HORSES3D-GPU: A high order discontinuous Galerkin accelerated solver for multi-GPU systems
Please login to view abstract download link
HORSES3D is a high-order discontinuous Galerkin finite element solver tailored for large- scale computational fluid dynamics (CFD) simulations, capable of handling compressible, incompressible, and multiphase flows. In this work, we present the porting of the compressible version of HORSES3D [1] to multi-GPU architectures using OpenACC, enabling scalable and efficient execution on modern high-performance computing systems, specifically those equipped with NVIDIA H100 GPUs, such as MareNostrum5. We demonstrate strong scaling performance, achieving near-ideal parallel efficiency in up to 256 GPUs for simulations involving more than 1 billion degrees of freedom (DOF). We also investigated the impact of polynomial order on performance and accuracy, finding that simulations with a polynomial order of P = 7 (corresponding to the 8th order accuracy) achieve the same computational efficiency as P = 4 (5th order accuracy), allowing higher-fidelity solutions without additional run-time cost.
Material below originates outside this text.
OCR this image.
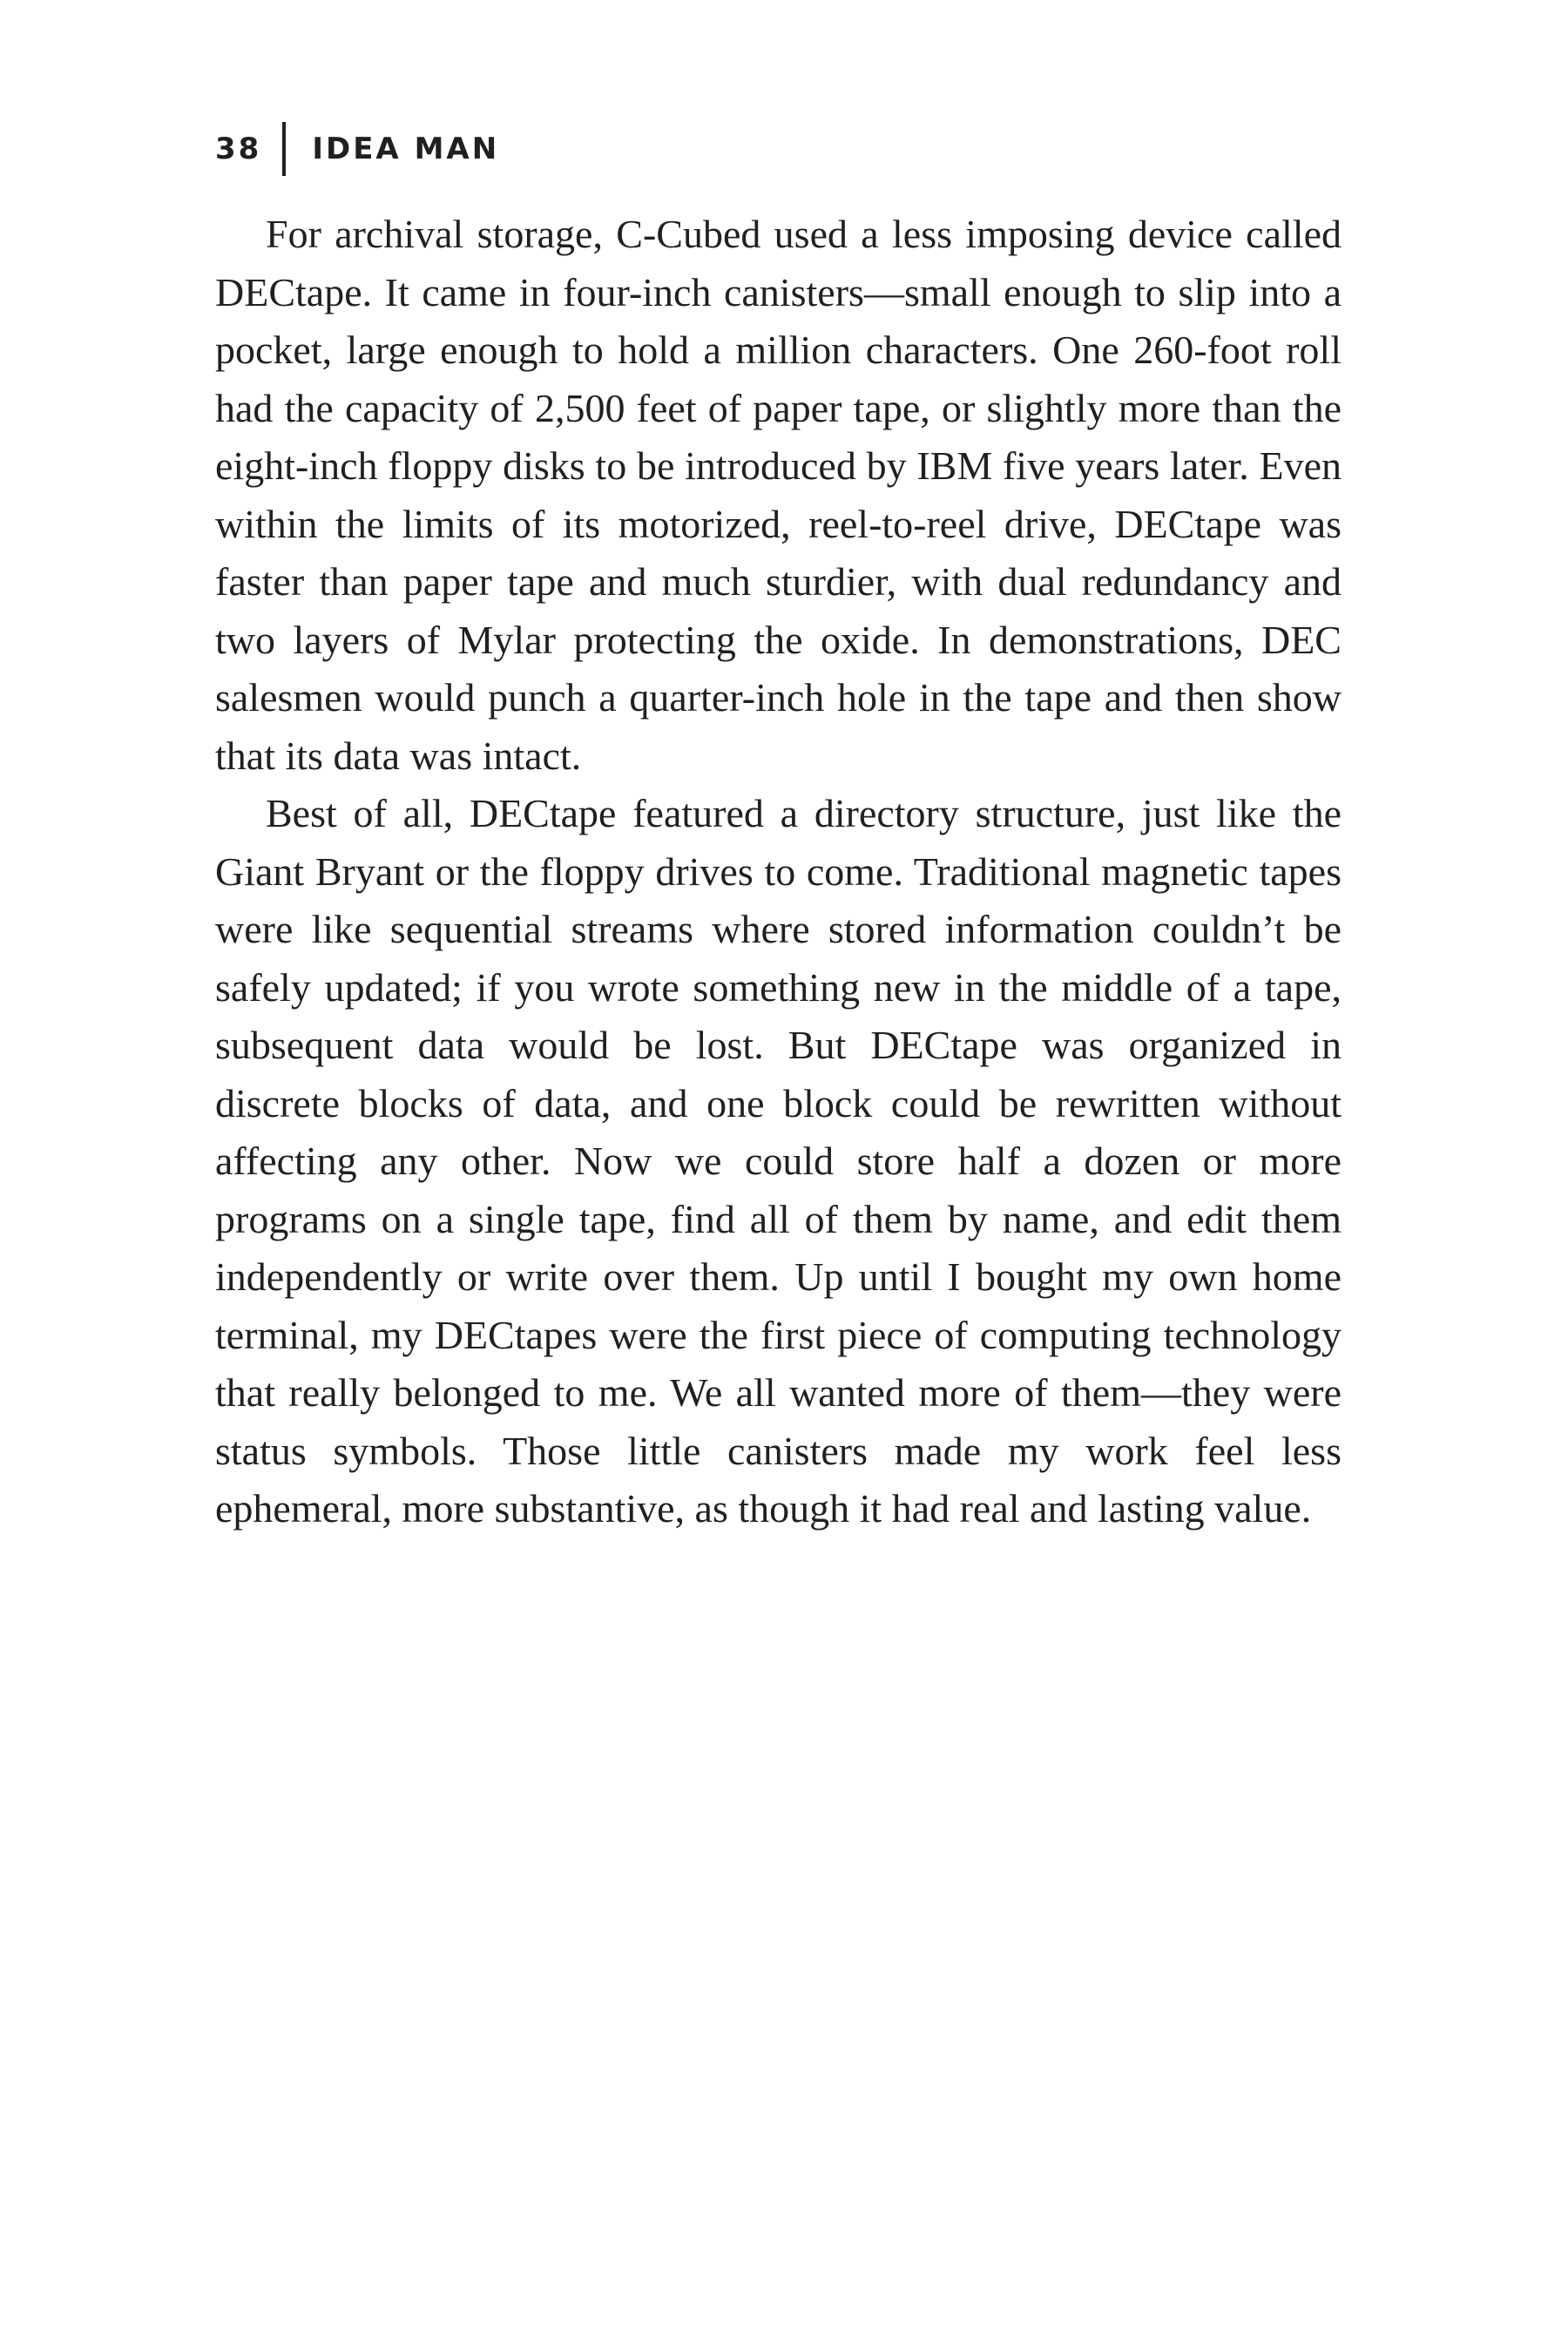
38 IDEA MAN

For archival storage, C-Cubed used a less imposing device called DECtape. It came in four-inch canisters—small enough to slip into a pocket, large enough to hold a million characters. One 260-foot roll had the capacity of 2,500 feet of paper tape, or slightly more than the eight-inch floppy disks to be introduced by IBM five years later. Even within the limits of its motorized, reel-to-reel drive, DECtape was faster than paper tape and much sturdier, with dual redundancy and two layers of Mylar protecting the oxide. In demonstrations, DEC salesmen would punch a quarter-inch hole in the tape and then show that its data was intact.

Best of all, DECtape featured a directory structure, just like the Giant Bryant or the floppy drives to come. Traditional magnetic tapes were like sequential streams where stored information couldn’t be safely updated; if you wrote something new in the middle of a tape, subsequent data would be lost. But DECtape was organized in discrete blocks of data, and one block could be rewritten without affecting any other. Now we could store half a dozen or more programs on a single tape, find all of them by name, and edit them independently or write over them. Up until I bought my own home terminal, my DECtapes were the first piece of computing technology that really belonged to me. We all wanted more of them—they were status symbols. Those little canisters made my work feel less ephemeral, more substantive, as though it had real and lasting value.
To validate the capabilities of the GPU-accelerated solver, we present large-scale simulations of complex engineering applications, including the Taylor-Green vortex problem and a 3D aircraft and wind turbines [2]. These applications demonstrate the robustness and versatility of HORSES3D in simulating real-world scenarios across a wide range of flow regimes. Our results underline the effectiveness of accelerating high-order solvers and provide actionable insights into achieving optimal performance and accuracy on emerging exascale GPU architectures for advanced CFD applications.